41% dos jogadores negros profissionais do país afirmaram já terem sido vítimas de racismo, aponta pesquisa

 

Como resultado de um compromisso firmado pelo Ministério Público Federal (MPF) com a empresa Fisia Comércio de Produtos Esportivos Ltda., detentora dos direitos para comercialização dos produtos da marca Nike no Brasil, foi publicado o Levantamento sobre a Diversidade no Futebol Brasileiro, com ênfase em religião, gênero, raça e origem. O relatório apontou que mais de 40% dos jogadores negros afirmaram já terem sido vítima de racismo nos ambientes desportivos. A discriminação em razão da religião também foi um dos pontos identificados.

 

Arte com imagem de partida de futebol (detalhe dos pés dos jogadores e bola) ao fundo e frase "41% dos jogadores negros que atuam nos principais campeonatos do país afirmaram já terem sido vítimas de racismo."

 

O estudo ouviu 508 profissionais, entre atletas e comissão técnica das divisões de elite do esporte nacional, e trouxe estatísticas importantes sobre racismo, intolerância religiosa, xenofobia e outros pontos de atenção na busca por um ambiente mais inclusivo e igualitário no esporte.

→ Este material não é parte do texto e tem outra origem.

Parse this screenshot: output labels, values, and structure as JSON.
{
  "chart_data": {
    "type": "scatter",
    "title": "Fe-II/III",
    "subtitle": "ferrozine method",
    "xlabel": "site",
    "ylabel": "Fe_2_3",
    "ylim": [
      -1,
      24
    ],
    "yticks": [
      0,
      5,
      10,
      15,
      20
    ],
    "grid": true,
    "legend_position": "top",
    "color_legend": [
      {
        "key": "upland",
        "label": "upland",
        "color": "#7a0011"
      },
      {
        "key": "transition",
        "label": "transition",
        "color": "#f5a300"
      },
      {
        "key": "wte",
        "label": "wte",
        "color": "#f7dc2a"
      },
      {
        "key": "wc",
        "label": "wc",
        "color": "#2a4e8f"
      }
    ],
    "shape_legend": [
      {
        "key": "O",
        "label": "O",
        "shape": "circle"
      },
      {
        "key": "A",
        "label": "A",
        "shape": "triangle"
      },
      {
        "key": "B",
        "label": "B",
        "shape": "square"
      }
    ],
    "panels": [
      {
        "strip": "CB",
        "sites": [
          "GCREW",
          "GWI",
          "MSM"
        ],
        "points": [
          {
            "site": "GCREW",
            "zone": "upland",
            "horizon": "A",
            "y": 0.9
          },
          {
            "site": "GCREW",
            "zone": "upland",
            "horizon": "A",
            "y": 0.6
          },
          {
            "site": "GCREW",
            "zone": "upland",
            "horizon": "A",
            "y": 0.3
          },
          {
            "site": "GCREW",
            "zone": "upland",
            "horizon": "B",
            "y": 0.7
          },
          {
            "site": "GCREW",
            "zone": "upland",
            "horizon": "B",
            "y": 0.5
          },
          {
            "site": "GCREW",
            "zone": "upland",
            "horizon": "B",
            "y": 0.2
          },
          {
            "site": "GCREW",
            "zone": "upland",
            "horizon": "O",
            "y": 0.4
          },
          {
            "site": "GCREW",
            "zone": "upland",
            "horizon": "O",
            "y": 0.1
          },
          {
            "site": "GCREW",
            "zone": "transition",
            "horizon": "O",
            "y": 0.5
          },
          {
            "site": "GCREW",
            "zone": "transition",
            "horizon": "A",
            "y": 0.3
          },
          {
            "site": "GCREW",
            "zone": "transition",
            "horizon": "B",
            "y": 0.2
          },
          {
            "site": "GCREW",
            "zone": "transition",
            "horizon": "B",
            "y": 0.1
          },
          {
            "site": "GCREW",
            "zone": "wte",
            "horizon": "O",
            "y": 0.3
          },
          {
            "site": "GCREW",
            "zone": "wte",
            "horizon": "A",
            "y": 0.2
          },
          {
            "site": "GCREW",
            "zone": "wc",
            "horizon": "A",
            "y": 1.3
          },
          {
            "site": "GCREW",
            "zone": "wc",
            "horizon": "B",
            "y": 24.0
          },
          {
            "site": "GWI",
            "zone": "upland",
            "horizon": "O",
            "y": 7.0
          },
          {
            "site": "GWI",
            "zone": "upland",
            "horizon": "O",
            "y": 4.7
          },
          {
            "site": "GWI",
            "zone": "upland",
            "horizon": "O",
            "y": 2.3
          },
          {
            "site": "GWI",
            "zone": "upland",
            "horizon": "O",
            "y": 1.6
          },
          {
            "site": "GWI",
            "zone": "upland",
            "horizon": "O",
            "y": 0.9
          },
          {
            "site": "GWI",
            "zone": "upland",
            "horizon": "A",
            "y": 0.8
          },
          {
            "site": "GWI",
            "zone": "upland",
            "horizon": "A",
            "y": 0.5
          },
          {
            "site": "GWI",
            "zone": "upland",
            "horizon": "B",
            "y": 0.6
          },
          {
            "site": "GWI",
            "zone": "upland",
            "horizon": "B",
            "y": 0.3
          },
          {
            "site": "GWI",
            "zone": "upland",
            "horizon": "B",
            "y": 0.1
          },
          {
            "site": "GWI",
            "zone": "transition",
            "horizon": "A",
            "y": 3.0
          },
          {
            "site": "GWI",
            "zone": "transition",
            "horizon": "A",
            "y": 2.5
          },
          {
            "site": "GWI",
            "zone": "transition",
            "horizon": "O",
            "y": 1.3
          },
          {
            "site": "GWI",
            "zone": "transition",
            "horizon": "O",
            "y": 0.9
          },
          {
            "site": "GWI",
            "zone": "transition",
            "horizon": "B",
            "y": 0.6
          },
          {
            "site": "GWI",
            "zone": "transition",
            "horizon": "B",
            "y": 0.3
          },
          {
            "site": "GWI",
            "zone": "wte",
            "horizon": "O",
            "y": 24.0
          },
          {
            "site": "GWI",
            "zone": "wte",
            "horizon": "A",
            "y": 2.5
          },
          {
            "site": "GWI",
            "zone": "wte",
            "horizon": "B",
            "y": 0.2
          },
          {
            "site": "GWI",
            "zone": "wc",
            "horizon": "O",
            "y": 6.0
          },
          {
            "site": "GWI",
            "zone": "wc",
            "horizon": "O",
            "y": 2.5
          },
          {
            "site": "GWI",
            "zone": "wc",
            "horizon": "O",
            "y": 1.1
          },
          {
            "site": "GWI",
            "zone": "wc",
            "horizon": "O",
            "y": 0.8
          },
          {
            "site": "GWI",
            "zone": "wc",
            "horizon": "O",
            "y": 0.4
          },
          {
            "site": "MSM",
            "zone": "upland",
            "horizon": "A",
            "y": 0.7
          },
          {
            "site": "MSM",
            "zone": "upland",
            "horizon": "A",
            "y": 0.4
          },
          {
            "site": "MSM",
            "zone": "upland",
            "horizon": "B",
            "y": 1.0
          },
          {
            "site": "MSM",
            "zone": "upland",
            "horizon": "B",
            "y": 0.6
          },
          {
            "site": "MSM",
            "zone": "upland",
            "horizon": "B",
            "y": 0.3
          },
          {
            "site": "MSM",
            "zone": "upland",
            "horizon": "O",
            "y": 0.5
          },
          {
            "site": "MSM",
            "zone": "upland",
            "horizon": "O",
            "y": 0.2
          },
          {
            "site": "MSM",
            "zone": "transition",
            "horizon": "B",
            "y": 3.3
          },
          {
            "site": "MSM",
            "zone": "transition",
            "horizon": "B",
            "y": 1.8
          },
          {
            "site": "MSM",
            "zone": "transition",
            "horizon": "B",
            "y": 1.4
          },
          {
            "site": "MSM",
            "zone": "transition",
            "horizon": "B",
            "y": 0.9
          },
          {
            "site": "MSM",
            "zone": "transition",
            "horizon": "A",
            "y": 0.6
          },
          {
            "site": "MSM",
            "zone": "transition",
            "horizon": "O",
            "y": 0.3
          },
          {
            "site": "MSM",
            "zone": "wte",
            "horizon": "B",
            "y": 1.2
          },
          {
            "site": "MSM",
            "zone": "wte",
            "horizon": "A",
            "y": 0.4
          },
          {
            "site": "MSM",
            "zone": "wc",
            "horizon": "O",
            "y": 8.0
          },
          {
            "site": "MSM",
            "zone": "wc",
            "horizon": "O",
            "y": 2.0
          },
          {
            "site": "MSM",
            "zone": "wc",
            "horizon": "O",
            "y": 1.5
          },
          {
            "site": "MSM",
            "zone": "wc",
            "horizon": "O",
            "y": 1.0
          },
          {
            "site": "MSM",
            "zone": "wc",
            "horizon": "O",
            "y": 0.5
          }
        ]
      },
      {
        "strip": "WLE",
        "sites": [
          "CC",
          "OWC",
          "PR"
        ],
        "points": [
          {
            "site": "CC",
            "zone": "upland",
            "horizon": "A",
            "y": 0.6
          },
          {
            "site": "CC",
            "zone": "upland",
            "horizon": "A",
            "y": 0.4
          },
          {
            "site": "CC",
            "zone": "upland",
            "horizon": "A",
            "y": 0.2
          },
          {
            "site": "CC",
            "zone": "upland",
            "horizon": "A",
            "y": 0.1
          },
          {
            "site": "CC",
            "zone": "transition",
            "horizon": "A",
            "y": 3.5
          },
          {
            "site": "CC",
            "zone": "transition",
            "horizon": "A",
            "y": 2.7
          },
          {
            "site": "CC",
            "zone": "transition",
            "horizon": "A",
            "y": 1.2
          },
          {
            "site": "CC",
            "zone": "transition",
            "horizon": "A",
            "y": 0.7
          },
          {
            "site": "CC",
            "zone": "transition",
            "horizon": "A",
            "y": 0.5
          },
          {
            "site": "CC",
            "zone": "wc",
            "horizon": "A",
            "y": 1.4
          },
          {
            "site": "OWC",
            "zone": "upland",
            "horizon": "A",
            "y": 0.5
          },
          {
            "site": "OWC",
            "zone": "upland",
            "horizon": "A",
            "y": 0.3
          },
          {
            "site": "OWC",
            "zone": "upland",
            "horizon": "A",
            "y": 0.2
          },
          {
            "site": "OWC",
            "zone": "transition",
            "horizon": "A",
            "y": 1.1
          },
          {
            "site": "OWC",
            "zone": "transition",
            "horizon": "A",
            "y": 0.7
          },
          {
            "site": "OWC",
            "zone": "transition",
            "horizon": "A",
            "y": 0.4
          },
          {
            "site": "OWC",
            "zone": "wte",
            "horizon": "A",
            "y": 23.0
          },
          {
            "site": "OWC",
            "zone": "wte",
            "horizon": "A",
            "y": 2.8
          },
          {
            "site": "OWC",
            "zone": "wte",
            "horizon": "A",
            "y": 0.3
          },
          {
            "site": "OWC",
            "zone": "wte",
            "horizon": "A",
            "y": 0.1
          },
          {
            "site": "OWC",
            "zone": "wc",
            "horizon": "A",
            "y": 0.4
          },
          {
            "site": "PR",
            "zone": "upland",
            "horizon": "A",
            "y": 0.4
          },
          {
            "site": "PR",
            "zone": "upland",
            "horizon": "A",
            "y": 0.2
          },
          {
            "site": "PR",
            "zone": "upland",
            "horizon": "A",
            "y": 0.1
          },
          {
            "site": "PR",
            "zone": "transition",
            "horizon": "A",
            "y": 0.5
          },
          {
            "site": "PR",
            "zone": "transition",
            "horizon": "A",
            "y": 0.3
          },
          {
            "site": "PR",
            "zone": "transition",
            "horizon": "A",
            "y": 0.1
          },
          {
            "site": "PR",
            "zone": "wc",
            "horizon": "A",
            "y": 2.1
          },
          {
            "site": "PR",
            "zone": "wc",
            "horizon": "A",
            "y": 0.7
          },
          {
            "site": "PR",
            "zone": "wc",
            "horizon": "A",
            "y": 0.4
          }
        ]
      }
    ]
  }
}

O Levantamento sobre a Diversidade no Futebol Brasileiro foi produzido pelo Observatório da Discriminação Racial no Futebol, em parceria com a Confederação Brasileira de Futebol (CBF), com financiamento da Fisia. O estudo é parte de um termo de compromisso assinado pela empresa com o MPF, por meio da Procuradoria Regional dos Direitos do Cidadão no Rio de Janeiro (PRDC-RJ), com o objetivo de fomentar o debate público sobre o tema da diversidade, visando contribuir para a consolidação de uma cultura de paz e respeito no âmbito esportivo.

 

Arte com imagem de partida de futebol (detalhe dos pés dos jogadores e bola) ao fundo e frase "Casos de racismo ocorreram em: estádios (53,9%), redes sociais (31,4%), centros de treinamento e sedes dos clubes (11,4%) e hotéis (3,3%)"

 

O levantamento trouxe dados expressivos sobre a discriminação racial, como por exemplo 41% dos jogadores negros que atuam nos principais campeonatos do país afirmarem já terem sido vítimas de racismo. Os resultados evidenciam os ambientes mais nocivos para a prática, como o estádio (53,9% dos casos) e as redes sociais (31,4% dos casos), mas também alertam para a prática em outros espaços de atuação dos atletas, como centros de treinamento e nas sedes dos clubes (casos denunciados por 11,4% dos participantes), mostrando que a prática é enraizada e demanda atuação em diversos níveis para ser efetivamente combatida.

 

Arte com imagem de partida de futebol (detalhe dos pés dos jogadores e bola) ao fundo e frase "Entre os praticantes de religiões de matrizes africanas, 97,25% afirmaram não ter a crença respeitada."

 

Dados sobre a intolerância religiosa também ilustram a dimensão do problema. O expressivo percentual de 97% das pessoas que praticam religião de matriz africana diz não ser respeitado em sua crença no meio do futebol, dominado por cristãos católicos (52,8%) e evangélicos (30,91%). “A única vez que falei da minha religião, o pessoal ficou dizendo que eu tinha pacto com o diabo e me mandou calar a boca”, relatou um participante.

 

Arte com imagem de partida de futebol (detalhe dos pés dos jogadores e bola) ao fundo e frase "No futebol masculino, apenas 8% dos profissionais são mulheres (geralmente ligadas à comunicação e à saúde)."

 

A defasagem da participação feminina no esporte foi outro ponto de destaque na análise dos dados coletados. Segundo a pesquisa, o futebol masculino conta com apenas 8% de profissionais mulheres, enquanto 45% das pessoas que trabalham com o futebol feminino são homens. Às mulheres, no futebol masculino, restam cargos ligados à comunicação e saúde, o que mostra que, enquanto homens conseguem transitar entre competições masculinas e femininas, o mesmo não ocorre com as mulheres na mesma proporção. “O recorte deixa nítida a urgência de um trabalho que qualifique e incentive a abertura de espaço para mulheres em cargos de liderança, sejam esses em competições masculinas ou femininas”, diz trecho do estudo.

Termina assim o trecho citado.